In all the topics of this post, there's a "but," something incomplete. Indeed, choosing two out of these three would make life easier. Trying to excel at all three is practically impossible. But what choice do I have? I can't abandon my career, I won't stop seeing my family, nor will I give up friends, random encounters, or trying to live like a local.
Given that these three topics will be flawed, the following months and years will determine how I'll lead my life.
And you, how do you handle with this trio of career, family, and community? Do you agree that it is impossible to conciliate the threes?

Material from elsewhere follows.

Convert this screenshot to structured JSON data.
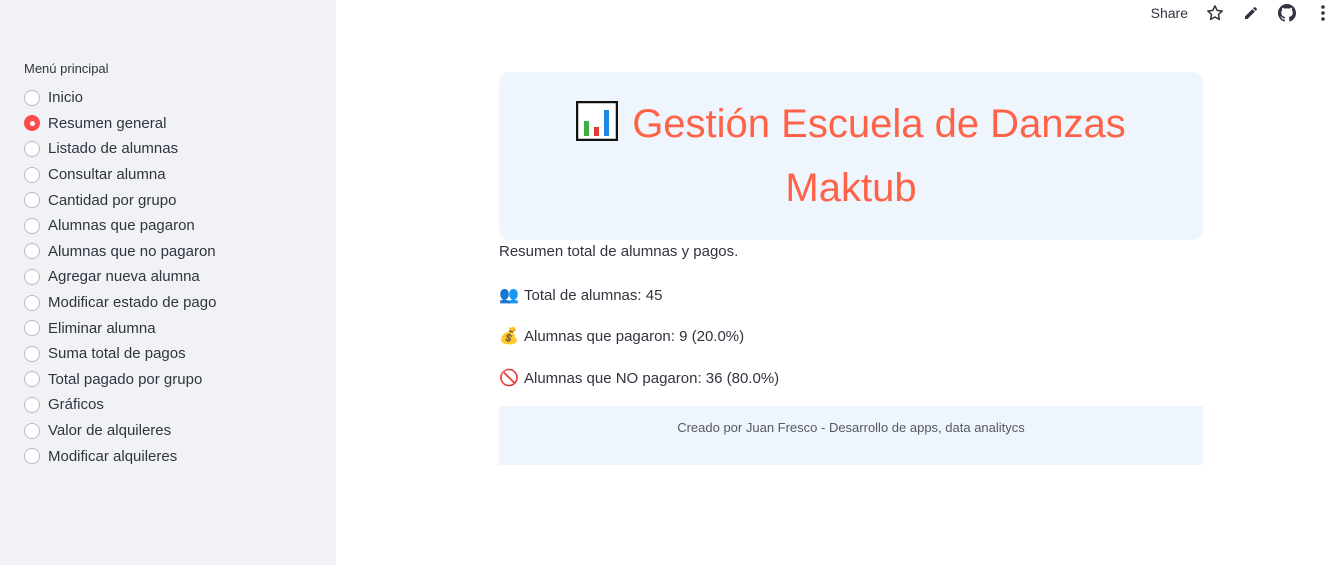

What a thoughtful, honest post, Mateus. Combining all three elements is problematic as distance creates separation. Sometimes with adults that closeness can be retained. It's probably more difficult w/ children, like your nephew, b/c time works differently for them than adults. Remember how long it would take for Christmas to come every year? You're doing really important work so maybe you can prioritize. Like say, for this coming year my #1 thing will be X. See how that goes, and move onward. I don't know, but I think it's a good thing you're ruminating on it. To me that means an answer is in the offing.
Thanks for sharing your honest thoughts. The part I was struggling the most was community - then I realized that I could find purpose in community... locally. Literally contributing in my own neighborhood (which is hugely influenced by spanish/latino culture, which brings home closer). I also found a way to intertwine community and career (some of my freelancing job is also to support local individuals). As far as family, I made peace with myself that my time in Brazil is limited (love your "there's a limit to coexistence"), because I decided to live a life that is non-conformist with other people's (parents, family, friends) opinions. It is always a work in progress, but self-kindness and acceptance is always the answer.